A Dynamic Trio of Findings

Blurring, chopping and blocking. Three online items this week all deal with some pretty dynamic phenomena.

The blurring is in our perceptions. It turns out that if you even think you have lost money in an experiment, your ability to distinguish between musical notes will be hampered. What’s the connection? Dr. Rony Paz has been showing that this tendency to lump sounds together is tied to fear. In our evolutionary past, humans may have survived because anything that sounded remotely like a predator aroused an immediate “fight or flight” response. But if mild stress can provoke a similar reaction, we might be looking at factors in anxiety disorders and PSTD. One clue as to why some people may be more susceptible to these problems than others can be found in the fMRI scans that the experiment’s subjects underwent: All showed activity in the amygdala – the brain’s emotion center – but they had different levels of activity in a second brain area that modulates the amygdala’s response. Those that had higher activity in the second region were less likely to have trouble distinguishing between notes.

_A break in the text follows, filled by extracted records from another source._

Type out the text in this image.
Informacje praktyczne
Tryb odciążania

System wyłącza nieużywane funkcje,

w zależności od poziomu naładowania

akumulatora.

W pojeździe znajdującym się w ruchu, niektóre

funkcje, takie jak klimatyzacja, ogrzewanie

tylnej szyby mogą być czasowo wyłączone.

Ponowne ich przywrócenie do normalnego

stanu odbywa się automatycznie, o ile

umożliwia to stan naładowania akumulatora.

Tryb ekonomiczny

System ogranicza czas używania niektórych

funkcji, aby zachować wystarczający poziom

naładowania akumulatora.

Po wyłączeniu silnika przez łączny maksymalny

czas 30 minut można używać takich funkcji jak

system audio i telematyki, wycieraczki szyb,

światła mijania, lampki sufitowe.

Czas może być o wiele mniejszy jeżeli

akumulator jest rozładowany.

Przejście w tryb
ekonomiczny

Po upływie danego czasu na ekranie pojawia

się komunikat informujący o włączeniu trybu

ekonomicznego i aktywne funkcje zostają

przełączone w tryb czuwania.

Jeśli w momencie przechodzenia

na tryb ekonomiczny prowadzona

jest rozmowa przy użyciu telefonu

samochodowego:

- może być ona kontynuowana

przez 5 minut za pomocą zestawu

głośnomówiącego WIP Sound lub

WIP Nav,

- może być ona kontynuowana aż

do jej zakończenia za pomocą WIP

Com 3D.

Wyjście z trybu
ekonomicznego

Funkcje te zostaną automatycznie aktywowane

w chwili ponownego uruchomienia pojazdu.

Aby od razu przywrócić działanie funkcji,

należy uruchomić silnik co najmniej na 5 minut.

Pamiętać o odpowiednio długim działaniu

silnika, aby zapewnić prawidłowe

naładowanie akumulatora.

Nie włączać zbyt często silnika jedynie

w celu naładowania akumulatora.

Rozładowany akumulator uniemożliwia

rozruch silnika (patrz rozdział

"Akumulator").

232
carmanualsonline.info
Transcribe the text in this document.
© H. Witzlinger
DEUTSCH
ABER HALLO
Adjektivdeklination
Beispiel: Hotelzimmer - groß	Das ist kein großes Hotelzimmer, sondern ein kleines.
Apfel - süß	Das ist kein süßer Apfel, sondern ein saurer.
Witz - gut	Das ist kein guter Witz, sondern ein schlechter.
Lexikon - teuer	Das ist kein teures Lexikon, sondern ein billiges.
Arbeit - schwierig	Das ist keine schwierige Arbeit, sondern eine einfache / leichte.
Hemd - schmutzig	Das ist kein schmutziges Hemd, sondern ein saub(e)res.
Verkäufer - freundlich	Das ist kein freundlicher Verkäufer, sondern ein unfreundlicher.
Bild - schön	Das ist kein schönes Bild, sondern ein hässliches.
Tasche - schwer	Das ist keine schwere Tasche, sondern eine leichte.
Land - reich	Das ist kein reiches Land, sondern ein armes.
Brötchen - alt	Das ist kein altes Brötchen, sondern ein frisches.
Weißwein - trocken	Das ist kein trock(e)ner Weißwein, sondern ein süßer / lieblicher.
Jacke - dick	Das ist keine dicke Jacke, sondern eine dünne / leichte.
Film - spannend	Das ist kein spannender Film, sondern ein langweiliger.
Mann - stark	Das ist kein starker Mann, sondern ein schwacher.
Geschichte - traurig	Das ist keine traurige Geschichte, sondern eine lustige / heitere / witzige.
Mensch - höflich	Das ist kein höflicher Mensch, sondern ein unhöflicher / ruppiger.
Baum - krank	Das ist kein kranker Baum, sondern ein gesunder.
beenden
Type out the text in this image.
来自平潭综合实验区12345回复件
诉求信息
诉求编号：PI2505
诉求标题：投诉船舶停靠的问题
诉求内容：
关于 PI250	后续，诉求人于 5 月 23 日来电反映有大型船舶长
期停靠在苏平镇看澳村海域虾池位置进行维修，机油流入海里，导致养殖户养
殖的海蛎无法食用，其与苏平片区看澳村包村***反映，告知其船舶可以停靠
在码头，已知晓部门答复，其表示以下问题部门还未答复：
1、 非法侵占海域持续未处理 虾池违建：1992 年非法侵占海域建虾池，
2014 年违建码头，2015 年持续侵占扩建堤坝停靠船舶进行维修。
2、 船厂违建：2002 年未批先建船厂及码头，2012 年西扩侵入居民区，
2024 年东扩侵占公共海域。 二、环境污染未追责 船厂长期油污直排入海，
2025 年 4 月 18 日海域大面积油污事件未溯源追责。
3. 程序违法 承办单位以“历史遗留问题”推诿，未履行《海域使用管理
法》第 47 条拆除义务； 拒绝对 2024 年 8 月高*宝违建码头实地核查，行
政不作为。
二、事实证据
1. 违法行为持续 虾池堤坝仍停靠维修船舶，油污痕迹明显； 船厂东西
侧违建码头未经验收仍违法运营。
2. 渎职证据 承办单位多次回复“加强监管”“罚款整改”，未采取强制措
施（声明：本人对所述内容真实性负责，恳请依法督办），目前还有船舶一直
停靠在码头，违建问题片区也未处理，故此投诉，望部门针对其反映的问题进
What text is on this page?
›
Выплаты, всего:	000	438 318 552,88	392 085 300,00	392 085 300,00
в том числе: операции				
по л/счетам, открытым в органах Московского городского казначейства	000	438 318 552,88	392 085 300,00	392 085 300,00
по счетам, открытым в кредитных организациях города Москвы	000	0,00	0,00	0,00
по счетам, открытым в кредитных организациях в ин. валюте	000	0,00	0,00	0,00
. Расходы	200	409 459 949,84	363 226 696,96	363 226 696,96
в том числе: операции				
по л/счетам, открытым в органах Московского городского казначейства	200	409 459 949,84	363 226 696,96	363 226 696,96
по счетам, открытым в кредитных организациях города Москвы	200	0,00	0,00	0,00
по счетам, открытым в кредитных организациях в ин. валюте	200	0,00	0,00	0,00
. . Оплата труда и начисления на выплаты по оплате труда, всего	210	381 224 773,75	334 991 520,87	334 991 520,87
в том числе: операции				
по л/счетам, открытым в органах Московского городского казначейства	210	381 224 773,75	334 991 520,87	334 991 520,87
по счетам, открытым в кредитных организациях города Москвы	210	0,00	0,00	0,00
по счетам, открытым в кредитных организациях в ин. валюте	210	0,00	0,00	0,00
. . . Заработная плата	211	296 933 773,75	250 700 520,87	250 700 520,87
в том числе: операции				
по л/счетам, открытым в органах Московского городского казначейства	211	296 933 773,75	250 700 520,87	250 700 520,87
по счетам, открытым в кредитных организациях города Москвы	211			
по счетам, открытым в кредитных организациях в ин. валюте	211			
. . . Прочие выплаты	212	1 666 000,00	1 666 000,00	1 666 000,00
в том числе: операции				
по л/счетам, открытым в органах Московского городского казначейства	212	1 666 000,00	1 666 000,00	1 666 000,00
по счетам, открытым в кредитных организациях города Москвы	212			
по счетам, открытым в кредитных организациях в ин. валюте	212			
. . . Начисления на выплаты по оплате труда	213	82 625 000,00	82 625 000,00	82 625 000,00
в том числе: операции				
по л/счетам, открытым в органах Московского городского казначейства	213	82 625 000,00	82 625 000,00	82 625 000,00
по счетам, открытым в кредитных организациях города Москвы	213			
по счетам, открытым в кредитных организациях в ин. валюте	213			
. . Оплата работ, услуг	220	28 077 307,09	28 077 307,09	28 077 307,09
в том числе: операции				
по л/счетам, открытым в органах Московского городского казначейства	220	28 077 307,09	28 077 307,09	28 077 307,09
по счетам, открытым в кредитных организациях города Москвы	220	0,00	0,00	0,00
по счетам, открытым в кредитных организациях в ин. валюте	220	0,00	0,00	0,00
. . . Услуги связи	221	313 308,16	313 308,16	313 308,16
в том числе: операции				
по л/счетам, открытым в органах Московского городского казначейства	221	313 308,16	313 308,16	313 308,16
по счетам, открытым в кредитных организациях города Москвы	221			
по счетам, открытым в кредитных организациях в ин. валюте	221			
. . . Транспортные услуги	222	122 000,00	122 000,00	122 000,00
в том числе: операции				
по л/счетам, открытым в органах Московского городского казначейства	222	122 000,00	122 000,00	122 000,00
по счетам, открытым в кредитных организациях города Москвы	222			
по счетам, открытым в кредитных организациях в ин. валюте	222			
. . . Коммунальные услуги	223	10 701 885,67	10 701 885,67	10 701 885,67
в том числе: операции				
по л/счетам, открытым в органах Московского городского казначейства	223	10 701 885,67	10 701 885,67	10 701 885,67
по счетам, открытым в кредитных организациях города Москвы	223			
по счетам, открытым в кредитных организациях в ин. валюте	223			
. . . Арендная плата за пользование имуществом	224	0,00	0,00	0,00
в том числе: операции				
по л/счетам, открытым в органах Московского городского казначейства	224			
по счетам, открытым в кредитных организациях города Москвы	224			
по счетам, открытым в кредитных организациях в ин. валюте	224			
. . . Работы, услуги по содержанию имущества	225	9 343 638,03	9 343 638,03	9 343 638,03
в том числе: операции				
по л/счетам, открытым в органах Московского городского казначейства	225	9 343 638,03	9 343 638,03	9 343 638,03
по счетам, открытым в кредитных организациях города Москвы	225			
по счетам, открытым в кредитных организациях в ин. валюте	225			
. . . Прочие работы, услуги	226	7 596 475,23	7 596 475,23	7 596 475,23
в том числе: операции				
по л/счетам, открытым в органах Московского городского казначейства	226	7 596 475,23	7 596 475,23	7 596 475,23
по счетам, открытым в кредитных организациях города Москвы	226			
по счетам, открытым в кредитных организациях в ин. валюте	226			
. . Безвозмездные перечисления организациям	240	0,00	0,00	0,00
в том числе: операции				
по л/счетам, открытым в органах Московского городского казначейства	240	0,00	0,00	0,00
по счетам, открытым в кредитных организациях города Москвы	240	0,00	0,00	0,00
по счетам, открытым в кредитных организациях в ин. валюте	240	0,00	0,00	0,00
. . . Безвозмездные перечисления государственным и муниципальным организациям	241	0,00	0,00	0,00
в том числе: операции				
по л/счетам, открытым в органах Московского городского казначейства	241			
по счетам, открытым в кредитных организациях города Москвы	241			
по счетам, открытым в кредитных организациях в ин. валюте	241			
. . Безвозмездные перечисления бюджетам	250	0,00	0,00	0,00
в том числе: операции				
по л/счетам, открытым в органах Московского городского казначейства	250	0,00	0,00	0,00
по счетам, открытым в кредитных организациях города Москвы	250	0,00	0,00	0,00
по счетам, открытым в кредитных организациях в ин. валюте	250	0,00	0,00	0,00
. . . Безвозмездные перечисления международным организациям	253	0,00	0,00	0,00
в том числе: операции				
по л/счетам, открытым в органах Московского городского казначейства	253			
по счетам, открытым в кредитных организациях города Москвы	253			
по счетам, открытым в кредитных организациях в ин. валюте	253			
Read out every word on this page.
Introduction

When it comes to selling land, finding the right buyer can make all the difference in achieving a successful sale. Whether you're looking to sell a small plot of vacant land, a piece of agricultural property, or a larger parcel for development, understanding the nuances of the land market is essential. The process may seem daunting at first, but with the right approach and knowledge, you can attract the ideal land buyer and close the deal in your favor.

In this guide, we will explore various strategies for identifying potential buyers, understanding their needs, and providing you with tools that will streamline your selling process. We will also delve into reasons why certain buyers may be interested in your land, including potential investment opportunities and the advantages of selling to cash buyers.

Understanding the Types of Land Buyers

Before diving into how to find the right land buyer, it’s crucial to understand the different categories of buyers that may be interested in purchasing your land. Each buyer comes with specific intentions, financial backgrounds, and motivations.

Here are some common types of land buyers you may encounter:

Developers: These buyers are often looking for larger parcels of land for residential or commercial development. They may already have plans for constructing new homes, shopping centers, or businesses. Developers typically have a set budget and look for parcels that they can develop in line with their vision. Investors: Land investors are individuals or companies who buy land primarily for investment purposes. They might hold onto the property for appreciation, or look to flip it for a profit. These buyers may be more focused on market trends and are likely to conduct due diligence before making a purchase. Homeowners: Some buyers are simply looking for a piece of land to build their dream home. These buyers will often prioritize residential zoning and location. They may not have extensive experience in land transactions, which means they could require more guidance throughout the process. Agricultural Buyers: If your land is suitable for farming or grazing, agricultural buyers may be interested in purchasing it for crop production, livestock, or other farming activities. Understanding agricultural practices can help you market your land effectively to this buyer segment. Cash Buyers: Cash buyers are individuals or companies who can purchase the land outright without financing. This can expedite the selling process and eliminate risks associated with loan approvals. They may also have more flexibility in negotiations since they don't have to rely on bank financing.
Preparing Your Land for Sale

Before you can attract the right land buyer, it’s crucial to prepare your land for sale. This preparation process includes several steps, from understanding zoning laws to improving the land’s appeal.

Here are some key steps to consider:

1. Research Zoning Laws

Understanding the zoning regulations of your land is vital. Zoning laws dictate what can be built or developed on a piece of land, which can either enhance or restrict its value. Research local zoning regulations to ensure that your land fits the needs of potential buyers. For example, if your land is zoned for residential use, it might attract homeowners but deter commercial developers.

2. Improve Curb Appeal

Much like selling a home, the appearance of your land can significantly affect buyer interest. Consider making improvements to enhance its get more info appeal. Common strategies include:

The chopping takes place in our cells, on strands of RNA. This is done by cellular machinery that cleaves longer strands of precursor microRNA into the short bits of non-coding microRNA that perform all sorts of regulatory duties in the cell. In turns out, however, this machinery can sometimes accidentally chop though look-alike target sites on messenger RNA – the strands that code for proteins. Dr. Eran Hornstein and Prof. Naama Barkai call this problem “efficiency vs. specificity” – how to keep the machinery up to the task of cleaving all the microRNA that’s needed, but not so good at its job that it cuts up all the RNA in sight. Their findings: The machinery is self-regulating. It senses levels of precursor microRNA and then ramps down or tools up its own production.

The blocking occurs right at the entrance to the cell nucleus. Over years of research, Prof. Rony Seger has traced the chain of protein activity that passes growth signals – including those involved in cancer growth – from the outer cell membrane to the DNA in the nucleus. Several years ago, he discovered a sort of “passport” on those protein signals that gets “stamped” with a phosphorous complex, allowing them to pass through the nuclear membrane. He and his team then created peptides – protein bits that imitate the passport segment – and tried them out in mouse models of various cancers. The idea is that these peptides would intercept the phosphorous stamps, leaving the signaling proteins outside the nucleus. And that, apparently, is what happened, especially in the mouse models of melanoma, in which the tumors completely disappeared.